According to its website, the Starbucks union demands:
- the right for other stores to unionize
- a “strong foundation of rights” including a provision that amounts to tenure
- a base wage of $20 for all baristas and $25.40 for shift supervisors, with an increase depending on the area in which the store is located
- annual raises of 5 percent in addition to cost-of-living increases
- 401(k) retirement plans; the banning of any kind of reductions including wages and benefits
- High quality 100% employee paid healthcare with co-pays capped at $10, dental, vision, and life insurance, as well as improvement to mental health service access
- Full-time status for those who work an average of 32 hours per week
- A “fair process to obtain” overtime and vacation “without favoritism”
- Guaranteed faster accrual of vacation time
- More sick days and more holidays
Among other things. These items are not only being demanded for economic reasons but also to fight “sexual and racial harassment.”
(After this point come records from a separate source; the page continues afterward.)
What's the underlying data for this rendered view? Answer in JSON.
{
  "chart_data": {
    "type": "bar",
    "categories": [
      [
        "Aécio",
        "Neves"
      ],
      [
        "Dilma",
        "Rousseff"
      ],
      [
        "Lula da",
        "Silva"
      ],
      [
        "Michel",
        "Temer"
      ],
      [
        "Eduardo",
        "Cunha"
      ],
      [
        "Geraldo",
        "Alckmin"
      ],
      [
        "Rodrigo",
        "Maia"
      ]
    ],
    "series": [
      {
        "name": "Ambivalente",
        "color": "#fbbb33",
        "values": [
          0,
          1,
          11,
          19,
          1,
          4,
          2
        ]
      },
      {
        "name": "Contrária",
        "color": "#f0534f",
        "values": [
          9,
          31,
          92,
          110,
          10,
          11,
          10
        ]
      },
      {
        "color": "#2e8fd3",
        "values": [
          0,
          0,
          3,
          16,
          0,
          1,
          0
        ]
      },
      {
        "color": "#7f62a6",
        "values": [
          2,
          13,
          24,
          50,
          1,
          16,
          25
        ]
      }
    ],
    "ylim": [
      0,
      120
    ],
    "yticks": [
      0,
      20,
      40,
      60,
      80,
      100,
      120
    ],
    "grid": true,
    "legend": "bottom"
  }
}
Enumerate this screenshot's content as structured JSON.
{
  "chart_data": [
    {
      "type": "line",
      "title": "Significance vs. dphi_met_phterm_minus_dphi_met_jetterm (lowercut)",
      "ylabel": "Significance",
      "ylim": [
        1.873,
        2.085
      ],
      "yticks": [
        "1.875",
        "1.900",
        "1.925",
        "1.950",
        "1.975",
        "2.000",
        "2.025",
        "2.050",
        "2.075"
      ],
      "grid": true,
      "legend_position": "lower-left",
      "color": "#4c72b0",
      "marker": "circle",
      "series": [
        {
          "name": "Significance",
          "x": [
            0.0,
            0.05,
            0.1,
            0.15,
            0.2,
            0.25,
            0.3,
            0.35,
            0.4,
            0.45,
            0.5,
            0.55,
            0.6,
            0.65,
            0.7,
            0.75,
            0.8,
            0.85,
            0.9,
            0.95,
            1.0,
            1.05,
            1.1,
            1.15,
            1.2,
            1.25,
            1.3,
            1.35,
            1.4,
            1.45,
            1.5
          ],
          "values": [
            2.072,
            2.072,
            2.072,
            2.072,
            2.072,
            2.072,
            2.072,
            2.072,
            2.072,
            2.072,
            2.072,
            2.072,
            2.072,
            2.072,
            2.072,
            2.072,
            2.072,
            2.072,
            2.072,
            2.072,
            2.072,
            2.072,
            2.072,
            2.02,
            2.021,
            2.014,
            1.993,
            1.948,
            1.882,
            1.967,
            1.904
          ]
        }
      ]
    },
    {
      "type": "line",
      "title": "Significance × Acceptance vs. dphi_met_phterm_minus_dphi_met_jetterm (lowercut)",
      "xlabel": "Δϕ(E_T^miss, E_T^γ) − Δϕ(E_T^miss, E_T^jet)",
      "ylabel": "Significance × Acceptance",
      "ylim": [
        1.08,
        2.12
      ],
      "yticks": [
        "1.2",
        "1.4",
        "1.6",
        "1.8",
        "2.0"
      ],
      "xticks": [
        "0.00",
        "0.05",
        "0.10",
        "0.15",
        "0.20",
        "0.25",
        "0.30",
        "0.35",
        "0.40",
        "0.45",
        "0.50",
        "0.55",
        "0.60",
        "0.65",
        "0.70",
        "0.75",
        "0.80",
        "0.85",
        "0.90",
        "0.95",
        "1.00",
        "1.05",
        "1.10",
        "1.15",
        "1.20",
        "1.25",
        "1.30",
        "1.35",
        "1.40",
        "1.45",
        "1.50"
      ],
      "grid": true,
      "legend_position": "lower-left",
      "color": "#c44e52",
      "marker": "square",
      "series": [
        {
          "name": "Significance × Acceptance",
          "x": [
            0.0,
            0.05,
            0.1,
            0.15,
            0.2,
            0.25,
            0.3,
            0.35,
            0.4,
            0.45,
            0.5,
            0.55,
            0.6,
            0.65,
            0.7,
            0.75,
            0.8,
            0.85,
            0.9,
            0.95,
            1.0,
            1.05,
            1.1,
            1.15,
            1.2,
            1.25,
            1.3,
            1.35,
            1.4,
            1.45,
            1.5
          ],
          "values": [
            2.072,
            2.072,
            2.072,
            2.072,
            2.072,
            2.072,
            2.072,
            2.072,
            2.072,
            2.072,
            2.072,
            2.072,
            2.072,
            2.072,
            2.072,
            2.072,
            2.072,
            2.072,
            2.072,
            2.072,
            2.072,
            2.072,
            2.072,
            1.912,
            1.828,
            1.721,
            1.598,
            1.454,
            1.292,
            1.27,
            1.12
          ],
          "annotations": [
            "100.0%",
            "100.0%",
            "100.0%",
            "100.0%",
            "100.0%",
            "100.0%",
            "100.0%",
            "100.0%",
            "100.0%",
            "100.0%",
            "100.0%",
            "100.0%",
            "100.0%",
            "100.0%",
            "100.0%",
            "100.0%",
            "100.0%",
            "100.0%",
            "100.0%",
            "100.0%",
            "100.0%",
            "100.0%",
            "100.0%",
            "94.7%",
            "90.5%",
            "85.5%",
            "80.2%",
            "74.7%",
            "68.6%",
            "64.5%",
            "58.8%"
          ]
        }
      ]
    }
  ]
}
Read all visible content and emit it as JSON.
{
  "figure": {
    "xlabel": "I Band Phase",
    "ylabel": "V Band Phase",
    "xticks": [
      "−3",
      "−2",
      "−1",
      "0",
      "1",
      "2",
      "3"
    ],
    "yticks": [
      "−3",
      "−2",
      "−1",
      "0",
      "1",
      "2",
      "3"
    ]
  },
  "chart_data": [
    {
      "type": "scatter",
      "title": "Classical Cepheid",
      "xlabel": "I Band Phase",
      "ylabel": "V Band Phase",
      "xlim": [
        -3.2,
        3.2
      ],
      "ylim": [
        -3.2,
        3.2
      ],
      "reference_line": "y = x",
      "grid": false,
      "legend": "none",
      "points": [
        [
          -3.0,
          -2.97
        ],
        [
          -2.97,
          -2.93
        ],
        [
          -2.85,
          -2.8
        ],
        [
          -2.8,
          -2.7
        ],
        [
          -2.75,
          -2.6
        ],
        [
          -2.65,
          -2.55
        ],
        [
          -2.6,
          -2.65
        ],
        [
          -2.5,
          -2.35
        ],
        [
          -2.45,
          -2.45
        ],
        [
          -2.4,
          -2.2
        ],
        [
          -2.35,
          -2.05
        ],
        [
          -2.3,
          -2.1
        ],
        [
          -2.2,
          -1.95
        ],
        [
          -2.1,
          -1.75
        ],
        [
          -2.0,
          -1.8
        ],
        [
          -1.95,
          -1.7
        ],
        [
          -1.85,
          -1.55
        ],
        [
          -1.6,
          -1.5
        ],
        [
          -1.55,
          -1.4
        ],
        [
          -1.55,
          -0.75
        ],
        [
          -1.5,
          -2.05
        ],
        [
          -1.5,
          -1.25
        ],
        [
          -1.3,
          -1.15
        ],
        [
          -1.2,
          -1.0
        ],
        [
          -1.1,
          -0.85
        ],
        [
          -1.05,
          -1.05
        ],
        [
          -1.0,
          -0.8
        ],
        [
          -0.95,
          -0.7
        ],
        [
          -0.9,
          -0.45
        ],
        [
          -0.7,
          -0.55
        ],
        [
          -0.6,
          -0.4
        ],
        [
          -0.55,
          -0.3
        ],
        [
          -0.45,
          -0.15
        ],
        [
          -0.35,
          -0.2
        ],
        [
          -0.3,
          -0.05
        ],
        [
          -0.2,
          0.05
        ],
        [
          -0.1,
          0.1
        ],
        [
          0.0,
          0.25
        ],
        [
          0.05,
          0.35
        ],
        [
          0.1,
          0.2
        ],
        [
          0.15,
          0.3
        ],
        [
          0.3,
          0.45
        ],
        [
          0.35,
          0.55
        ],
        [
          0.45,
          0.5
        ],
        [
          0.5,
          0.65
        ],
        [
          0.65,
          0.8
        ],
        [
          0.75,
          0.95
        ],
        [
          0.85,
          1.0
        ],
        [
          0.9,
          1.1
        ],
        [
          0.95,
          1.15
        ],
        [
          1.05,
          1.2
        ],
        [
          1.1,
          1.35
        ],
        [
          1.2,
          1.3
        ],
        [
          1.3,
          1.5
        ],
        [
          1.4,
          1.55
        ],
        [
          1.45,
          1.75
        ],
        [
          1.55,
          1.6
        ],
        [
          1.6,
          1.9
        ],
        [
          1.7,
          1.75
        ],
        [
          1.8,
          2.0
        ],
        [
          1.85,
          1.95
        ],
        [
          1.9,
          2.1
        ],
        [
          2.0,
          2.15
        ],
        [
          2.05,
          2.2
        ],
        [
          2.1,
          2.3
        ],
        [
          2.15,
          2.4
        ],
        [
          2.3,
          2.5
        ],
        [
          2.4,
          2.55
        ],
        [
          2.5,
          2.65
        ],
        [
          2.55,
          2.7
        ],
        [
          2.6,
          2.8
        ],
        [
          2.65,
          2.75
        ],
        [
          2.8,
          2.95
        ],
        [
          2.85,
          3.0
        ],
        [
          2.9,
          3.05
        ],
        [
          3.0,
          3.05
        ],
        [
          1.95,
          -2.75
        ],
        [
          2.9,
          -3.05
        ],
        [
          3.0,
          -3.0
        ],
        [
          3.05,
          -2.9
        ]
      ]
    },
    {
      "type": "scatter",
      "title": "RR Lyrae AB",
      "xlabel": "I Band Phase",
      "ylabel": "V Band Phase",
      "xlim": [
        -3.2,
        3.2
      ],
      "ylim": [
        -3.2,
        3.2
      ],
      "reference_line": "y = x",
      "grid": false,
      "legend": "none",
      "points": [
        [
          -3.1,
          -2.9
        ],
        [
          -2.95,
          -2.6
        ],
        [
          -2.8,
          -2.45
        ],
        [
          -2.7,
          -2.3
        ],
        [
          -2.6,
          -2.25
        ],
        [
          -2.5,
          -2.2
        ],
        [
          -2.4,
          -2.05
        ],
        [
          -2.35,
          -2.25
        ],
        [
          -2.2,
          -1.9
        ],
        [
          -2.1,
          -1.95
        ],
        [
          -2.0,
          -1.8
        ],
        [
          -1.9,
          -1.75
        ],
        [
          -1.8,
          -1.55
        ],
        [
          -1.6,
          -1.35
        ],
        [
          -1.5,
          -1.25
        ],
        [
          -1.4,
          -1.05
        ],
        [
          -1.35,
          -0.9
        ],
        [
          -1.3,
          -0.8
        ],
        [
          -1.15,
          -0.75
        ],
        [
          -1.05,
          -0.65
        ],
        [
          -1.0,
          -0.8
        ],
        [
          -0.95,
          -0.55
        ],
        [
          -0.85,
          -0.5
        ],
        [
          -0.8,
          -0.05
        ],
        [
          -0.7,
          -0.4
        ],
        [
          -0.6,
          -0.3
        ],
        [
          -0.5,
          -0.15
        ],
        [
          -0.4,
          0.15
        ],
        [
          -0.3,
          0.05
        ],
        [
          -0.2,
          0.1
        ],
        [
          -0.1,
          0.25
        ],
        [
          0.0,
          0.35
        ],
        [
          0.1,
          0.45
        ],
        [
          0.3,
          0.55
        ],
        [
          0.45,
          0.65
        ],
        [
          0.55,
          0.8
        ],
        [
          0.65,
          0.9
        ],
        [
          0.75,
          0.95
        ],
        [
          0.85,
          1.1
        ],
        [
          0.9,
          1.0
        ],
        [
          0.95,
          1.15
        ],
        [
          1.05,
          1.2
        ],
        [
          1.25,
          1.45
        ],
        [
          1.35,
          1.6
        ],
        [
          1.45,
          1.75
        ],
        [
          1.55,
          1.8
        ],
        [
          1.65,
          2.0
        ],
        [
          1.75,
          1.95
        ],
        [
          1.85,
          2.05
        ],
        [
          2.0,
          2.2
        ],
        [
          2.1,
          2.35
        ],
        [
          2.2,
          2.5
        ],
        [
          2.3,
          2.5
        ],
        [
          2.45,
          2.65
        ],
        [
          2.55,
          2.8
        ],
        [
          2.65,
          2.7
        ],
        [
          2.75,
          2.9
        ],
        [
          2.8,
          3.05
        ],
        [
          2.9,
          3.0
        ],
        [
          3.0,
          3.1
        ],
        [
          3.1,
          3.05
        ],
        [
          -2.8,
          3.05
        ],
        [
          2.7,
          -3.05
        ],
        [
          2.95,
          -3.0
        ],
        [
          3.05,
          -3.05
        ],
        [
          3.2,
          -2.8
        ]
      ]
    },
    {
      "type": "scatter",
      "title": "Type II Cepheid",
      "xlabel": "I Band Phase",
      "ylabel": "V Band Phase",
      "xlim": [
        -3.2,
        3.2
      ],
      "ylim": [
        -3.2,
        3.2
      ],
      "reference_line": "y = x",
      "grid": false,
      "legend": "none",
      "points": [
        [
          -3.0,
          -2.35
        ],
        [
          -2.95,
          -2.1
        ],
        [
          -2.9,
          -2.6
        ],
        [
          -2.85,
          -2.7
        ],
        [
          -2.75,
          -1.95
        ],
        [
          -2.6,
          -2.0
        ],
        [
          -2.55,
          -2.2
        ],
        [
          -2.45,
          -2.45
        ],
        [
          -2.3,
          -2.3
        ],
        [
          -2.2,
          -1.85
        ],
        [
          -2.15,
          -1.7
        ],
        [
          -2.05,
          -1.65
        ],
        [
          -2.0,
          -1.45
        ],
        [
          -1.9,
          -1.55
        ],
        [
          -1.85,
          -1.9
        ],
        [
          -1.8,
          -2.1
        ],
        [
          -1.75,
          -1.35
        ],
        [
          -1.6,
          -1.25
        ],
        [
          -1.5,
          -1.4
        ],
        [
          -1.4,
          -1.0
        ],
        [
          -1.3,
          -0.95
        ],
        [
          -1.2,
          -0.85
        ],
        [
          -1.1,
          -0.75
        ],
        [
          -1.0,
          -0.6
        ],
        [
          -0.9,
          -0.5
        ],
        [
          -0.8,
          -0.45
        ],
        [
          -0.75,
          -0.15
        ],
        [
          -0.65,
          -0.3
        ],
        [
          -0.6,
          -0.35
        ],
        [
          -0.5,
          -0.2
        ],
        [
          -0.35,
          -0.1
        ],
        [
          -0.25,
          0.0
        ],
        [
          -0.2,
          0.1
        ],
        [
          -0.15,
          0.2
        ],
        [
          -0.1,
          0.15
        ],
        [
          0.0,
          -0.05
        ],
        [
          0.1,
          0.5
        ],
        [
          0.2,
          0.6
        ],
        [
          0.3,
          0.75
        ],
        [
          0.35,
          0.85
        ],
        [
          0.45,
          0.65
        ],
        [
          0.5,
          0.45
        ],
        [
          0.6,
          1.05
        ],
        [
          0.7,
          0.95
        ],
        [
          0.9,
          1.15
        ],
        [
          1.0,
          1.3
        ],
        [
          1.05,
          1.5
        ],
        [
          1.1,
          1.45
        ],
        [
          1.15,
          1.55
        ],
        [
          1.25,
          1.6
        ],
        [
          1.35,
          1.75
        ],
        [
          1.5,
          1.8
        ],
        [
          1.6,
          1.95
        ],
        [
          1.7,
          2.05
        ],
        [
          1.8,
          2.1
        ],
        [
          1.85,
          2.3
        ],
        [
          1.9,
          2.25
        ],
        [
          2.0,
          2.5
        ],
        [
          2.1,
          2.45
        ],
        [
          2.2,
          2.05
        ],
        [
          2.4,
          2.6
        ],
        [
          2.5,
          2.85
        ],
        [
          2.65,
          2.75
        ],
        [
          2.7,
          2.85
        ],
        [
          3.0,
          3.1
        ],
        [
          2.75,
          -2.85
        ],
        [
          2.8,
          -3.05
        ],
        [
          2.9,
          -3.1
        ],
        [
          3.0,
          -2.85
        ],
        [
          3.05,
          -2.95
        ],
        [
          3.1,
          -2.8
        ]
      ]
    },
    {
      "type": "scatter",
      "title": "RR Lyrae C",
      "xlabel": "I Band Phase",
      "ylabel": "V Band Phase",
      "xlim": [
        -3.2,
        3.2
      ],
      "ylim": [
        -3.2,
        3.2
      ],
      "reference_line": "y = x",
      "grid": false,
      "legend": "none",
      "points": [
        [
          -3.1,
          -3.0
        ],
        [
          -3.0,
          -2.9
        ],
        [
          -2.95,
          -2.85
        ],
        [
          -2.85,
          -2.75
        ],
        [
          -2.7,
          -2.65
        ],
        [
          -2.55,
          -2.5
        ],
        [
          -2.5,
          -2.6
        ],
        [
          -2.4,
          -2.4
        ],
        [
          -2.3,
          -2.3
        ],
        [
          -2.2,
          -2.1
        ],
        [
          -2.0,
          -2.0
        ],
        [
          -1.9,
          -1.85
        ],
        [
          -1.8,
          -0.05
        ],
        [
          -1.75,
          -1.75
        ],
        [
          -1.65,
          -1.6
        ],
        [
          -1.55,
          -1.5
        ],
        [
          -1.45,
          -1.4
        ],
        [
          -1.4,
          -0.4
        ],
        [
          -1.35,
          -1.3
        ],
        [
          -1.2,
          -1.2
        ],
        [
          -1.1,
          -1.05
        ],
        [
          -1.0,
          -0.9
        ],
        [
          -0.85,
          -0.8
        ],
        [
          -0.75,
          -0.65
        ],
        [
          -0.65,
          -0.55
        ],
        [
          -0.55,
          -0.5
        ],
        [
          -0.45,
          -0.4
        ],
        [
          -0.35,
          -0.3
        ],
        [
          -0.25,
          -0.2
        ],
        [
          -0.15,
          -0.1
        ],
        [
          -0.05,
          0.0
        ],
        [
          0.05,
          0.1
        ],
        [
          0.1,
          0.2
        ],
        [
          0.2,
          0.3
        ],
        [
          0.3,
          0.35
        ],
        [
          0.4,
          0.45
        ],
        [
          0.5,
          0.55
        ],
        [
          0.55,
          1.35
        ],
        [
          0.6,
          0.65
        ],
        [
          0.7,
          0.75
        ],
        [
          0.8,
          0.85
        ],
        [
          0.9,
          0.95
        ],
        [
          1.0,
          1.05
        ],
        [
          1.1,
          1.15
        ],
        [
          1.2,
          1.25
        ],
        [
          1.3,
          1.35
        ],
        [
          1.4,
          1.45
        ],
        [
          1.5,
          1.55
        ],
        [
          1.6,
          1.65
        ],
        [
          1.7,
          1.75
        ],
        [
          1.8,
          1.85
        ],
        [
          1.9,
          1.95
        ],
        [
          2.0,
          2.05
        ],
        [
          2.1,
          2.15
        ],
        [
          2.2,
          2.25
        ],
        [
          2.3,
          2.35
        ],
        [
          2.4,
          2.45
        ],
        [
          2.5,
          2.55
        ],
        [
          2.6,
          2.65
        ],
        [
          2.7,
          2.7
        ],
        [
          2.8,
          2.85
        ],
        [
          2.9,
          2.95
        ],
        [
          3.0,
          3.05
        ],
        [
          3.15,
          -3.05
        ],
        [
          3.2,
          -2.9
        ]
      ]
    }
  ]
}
— Starbucks Workers United (@SBWorkersUnited) November 16, 2023
Workers are reportedly on strike in Cleveland, New York City, Philadelphia, Richmond, and Washington, D.C. In New York, union representatives said they have workers planning to strike at six stores across the city and three on Long Island.
Last year, the union also held a strike on Red Cup Day. But this year far more stores have been organized ahead of time.
Starbucks has said it prefers to deal with employment matters through direct relationships with workers rather than through the mediation of a union. In October, a judge ruled that Starbucks founder and former CEO Howard Schultz violated federal law by “threatening” a union-supporting barista by telling them to “go work for another company.”
Starbucks sued Starbucks Workers United in October for using its logo while voicing support for Palestine, claiming the union damaged the company’s reputation and enraged hundreds of consumers. The union counter-sued Starbucks for defaming them as supporters of terrorism, insisting on its right to use the company logo and name.